• This course provides an introductory overview of numerical Linear Algebra. It covers algorithms used to solve problems in Linear Algebra, including systems of linear equations and matrix eigenvalue problems.
• The aim of this course is to give tools (as classical algorithms) to solve numerical problems in Linear Algebra.
• The course gives classical algorithms to solve linear systems by different methods, and to find the eigenvalues of a matrix. The course details the mathematical theory behind numerical algorithms for the solution of linear systems and eigenvalue problems. The emphasis is on iterative methods suitable for large-scale problems arising, e. g., in the discretization of partial differential equations such as Stokes and Navier-Stokes equations.

Prerequisites:

Basic understanding of elementary linear algebra is necessary. Additionally, a foundational level of programming knowledge is required. While familiarity with high-level programming languages like C or Python would be beneficial, it is not mandatory.

The following topics will be covered (not necessarily in the order below)

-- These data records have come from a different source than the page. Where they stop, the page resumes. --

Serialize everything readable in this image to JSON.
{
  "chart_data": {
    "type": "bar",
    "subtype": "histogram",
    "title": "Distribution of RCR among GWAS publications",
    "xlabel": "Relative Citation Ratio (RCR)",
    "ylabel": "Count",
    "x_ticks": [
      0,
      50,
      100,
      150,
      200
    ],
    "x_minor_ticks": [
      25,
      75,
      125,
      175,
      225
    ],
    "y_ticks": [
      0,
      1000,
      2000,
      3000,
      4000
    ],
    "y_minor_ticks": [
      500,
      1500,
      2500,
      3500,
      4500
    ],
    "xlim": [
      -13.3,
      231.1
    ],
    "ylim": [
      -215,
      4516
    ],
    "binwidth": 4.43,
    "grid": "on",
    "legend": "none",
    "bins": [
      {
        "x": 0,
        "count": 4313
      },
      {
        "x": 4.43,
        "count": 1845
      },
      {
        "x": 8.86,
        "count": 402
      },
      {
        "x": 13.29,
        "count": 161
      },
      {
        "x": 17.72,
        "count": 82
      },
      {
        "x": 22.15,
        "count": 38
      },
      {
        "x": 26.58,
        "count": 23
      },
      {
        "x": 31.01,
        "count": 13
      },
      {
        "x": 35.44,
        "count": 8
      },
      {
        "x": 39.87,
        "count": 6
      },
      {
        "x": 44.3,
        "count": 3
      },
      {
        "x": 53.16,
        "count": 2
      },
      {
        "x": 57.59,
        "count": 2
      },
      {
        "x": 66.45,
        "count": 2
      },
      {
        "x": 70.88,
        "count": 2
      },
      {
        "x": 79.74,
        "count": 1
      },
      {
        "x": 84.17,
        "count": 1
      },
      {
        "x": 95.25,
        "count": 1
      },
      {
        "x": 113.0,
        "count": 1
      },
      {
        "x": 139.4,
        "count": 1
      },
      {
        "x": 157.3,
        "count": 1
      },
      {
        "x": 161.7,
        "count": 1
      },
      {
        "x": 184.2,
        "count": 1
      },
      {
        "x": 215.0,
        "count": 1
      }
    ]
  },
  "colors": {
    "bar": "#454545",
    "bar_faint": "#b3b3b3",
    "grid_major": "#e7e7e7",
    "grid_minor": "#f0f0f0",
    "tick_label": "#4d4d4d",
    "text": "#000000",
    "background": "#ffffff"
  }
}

• Introduction to Numerical Linear Algebra, Applications and Origin of Problems.
• Matrix Analysis: Linear Systems and Eigenvalue Problems.
• Direct Solution Methods.
• Iterative Methods for Linear Algebraic Systems.
• Iterative Methods for Eigenvalue Problems.
• Multigrid Methods.

Course slides and reading material will be available from the instructor.

• Optional Textbooks:
  • L. Hogben (editor). Handbook of Linear Algebra. Boca Raton, Florida: CRC Press/Taylor & Francis Group, 2014, ISBN 9781466507289.
  • B. W. Kernighan, R. Pike. The practice of programming, Reading, MA: Addison-Wesley, 1999, ISBN 020161586X.
  • Y. Saad, Iterative Methods for Sparse Linear Systems, SIAM, Philadelphia, PA.,(2003).

1. Midterm Exam: 25%
2. Project: 25%
3. Final Exam: 50%